Many artists and performers are perfectionists to a fault, and this both propels them to glory and haunts them all the way through dress rehearsal. But audiences delight in their performance from the recording studio to the encore, oblivious to the countless mistakes made in between.
We all have standards and expectations, and this keeps us accountable and motivated to do something the correct way and to our satisfaction, but I’m here to tell you: Perfection is not a realistic standard. As a former student of music, I am no stranger to perfectionism. Preparing for a recital or other performance required hours of practice: slowing down the tempo from presto to andante, only increasing the speed after each flawless pass. It was hours in a room with just me and my saxophone. I could take my time, try again, rinse and repeat. But if I expected to play something perfectly without practice, I wouldn’t have made it to the stage.

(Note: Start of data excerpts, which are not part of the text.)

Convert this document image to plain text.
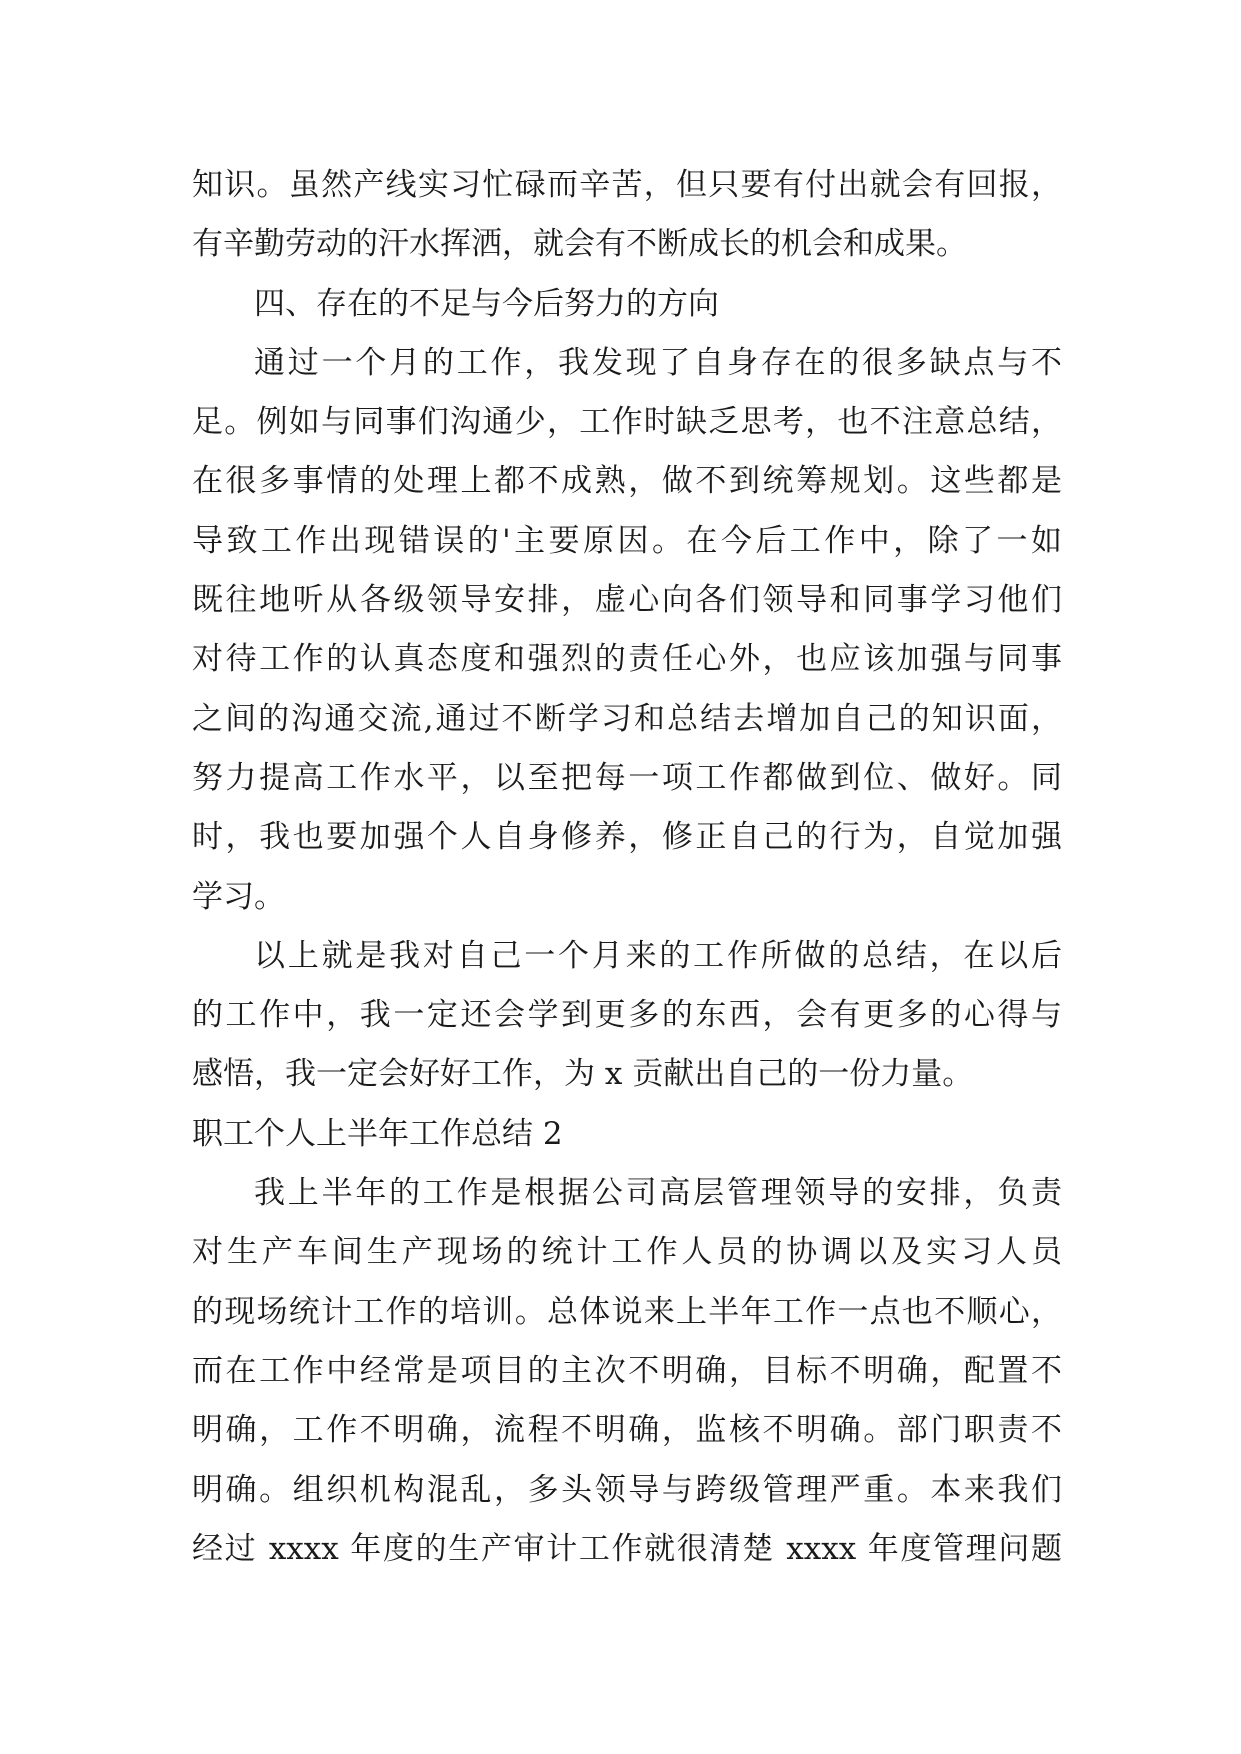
知识。虽然产线实习忙碌而辛苦，但只要有付出就会有回报，
有辛勤劳动的汗水挥洒，就会有不断成长的机会和成果。
四、存在的不足与今后努力的方向
通过一个月的工作，我发现了自身存在的很多缺点与不
足。例如与同事们沟通少，工作时缺乏思考，也不注意总结，
在很多事情的处理上都不成熟，做不到统筹规划。这些都是
导致工作出现错误的'主要原因。在今后工作中，除了一如
既往地听从各级领导安排，虚心向各们领导和同事学习他们
对待工作的认真态度和强烈的责任心外，也应该加强与同事
之间的沟通交流,通过不断学习和总结去增加自己的知识面，
努力提高工作水平，以至把每一项工作都做到位、做好。同
时，我也要加强个人自身修养，修正自己的行为，自觉加强
学习。
以上就是我对自己一个月来的工作所做的总结，在以后
的工作中，我一定还会学到更多的东西，会有更多的心得与
感悟，我一定会好好工作，为 x 贡献出自己的一份力量。
职工个人上半年工作总结 2
我上半年的工作是根据公司高层管理领导的安排，负责
对生产车间生产现场的统计工作人员的协调以及实习人员
的现场统计工作的培训。总体说来上半年工作一点也不顺心，
而在工作中经常是项目的主次不明确，目标不明确，配置不
明确，工作不明确，流程不明确，监核不明确。部门职责不
明确。组织机构混乱，多头领导与跨级管理严重。本来我们
经过 xxxx 年度的生产审计工作就很清楚 xxxx 年度管理问题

The problem with approaching other tasks (such as learning a language) as a perfectionist is two-fold: 1) You run the risk of serious frustration in the initial stages of practice (“I can’t even play it this slowly?!”), and 2) you can become paralyzed by errors, never moving past them, and consequently never advancing to the later stages of practice, perhaps never even finishing the task. It doesn’t matter if you are writing a thank-you note to a relative or cleaning a bathroom: focusing on perfection can drive you crazy and interfere with your progress. Write a draft, do a surface clean, but at least do it and get it done. But if you don’t clean the guest bathroom or send that note before Aunt Bertha visits at Easter, you’re certain to lose video game privileges for at least a week. Plus, Bertha skims thank-you notes at best, so who cares about your preposition placement in the second paragraph? She doesn’t and you shouldn’t. Care about whether you gave thanks for that cat puzzle she sent you for Christmas.
Also remember that perfection is not ubiquitous. If everyone were perfectionists, very little would get done and very few people would feel good about anything. Imagine if you prepared for FIFA & Fosters night with your pals like you might prepare for a literature presentation. You’d probably feel like a nervous wreck instead of enjoying your time. Obviously, your friends have very different expectations of you compared to your professor or boss (whose jobs are to evaluate your performance, after all). But in the end, nobody in the room is perfect, nor do they expect you to be perfect. While you may notice your mistakes, most people are too busy thinking about themselves. All that’s expected is that you participate, contribute, and finish what you start.
The hero’s journey is not complete without adversity, setbacks, and even a taste of doom. Let your battle scars become your trophies. Let that time you felt supremely embarrassed at TJ Maxx forever remind you of how to properly pronounce “khakis” (or at least how NOT to pronounce it.) So, get out there, make mistakes, try to notice them, and use them to practice and improve for your next attempt or even your next performance.